When we make babies we are not sure what they will be like. Whose eyes and hair color will they get? Will they have all 10 digits? Will their brain be well developed? Who will they look like? Most of us don’t think about what they will be like when they are old because we have so much to think about when they are born.
Of course families with histories of genetically passed diseases think about all of that even before having babies. Normally, though we don’t sit around wondering what DNA will dole out for our children. I did not know anything about my birth father until I was well into my 40s so I knew nothing about the health history from that side. My mother was not forthcoming about her side of the family either. Some of that was because she left her own family at 14, some was that they did not get healthcare like we do here in the US and part of it was her personality and language barrier. Even when I was having a lot of miscarriages, she never volunteered anything about her own fertility issues. It’s hard to talk about.

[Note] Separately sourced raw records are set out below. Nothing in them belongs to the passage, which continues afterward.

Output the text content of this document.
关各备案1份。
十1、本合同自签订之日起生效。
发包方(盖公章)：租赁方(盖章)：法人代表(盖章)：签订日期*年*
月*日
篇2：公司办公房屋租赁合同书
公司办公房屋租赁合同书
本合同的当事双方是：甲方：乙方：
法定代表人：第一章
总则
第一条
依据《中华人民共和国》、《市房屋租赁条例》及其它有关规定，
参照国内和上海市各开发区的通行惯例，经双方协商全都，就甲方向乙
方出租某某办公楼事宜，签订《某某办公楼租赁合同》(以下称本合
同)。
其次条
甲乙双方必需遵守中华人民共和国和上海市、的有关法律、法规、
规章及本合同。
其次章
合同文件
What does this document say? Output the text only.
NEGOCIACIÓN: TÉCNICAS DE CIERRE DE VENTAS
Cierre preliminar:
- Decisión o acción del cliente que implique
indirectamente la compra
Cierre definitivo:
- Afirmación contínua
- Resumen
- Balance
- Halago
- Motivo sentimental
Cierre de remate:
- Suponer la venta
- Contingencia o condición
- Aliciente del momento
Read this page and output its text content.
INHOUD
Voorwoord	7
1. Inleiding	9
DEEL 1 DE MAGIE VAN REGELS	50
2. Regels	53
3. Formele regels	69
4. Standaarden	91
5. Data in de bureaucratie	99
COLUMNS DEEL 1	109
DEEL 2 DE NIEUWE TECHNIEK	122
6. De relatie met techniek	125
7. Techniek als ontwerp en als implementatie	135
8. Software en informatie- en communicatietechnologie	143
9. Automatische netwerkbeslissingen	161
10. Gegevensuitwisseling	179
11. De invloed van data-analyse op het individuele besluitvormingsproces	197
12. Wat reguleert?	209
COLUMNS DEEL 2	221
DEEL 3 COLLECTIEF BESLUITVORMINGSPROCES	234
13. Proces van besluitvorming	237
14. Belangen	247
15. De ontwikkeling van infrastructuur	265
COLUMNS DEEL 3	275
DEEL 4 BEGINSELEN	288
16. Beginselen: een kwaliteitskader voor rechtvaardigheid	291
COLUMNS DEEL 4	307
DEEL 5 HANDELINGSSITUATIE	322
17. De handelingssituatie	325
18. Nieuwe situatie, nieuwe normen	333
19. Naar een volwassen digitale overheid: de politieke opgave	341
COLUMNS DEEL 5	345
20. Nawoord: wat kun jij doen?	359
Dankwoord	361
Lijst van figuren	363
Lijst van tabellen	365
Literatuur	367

So like most of us I find out about ailments and diseases when I get them. Luckily, so far I don’t have anything fatal or debilitating. I have an appointment with a Spine specialist because the latest MRI shows degeneration in my spine and now it looks like some of the discs are beginning to bulge. So he will have some treatment options. I am hoping surgery is out of the question for many years but who knows. I have very little cartilage left in my right knee and with the right combo of shots and exercise I was able to avoid joint replacement for another 10-15 years so I am hopeful.
Luckily I am not in constant pain. I have to avoid certain physical tasks but I don’t have anything chronic except a numb finger in my right hand. That’s just annoying – probably a pinched nerve. I can still walk on my own and I am able to do most of my daily chores so that is a plus. I did not think I would be thinking about this stuff in my 50s but I guess that is the hand I was dealt.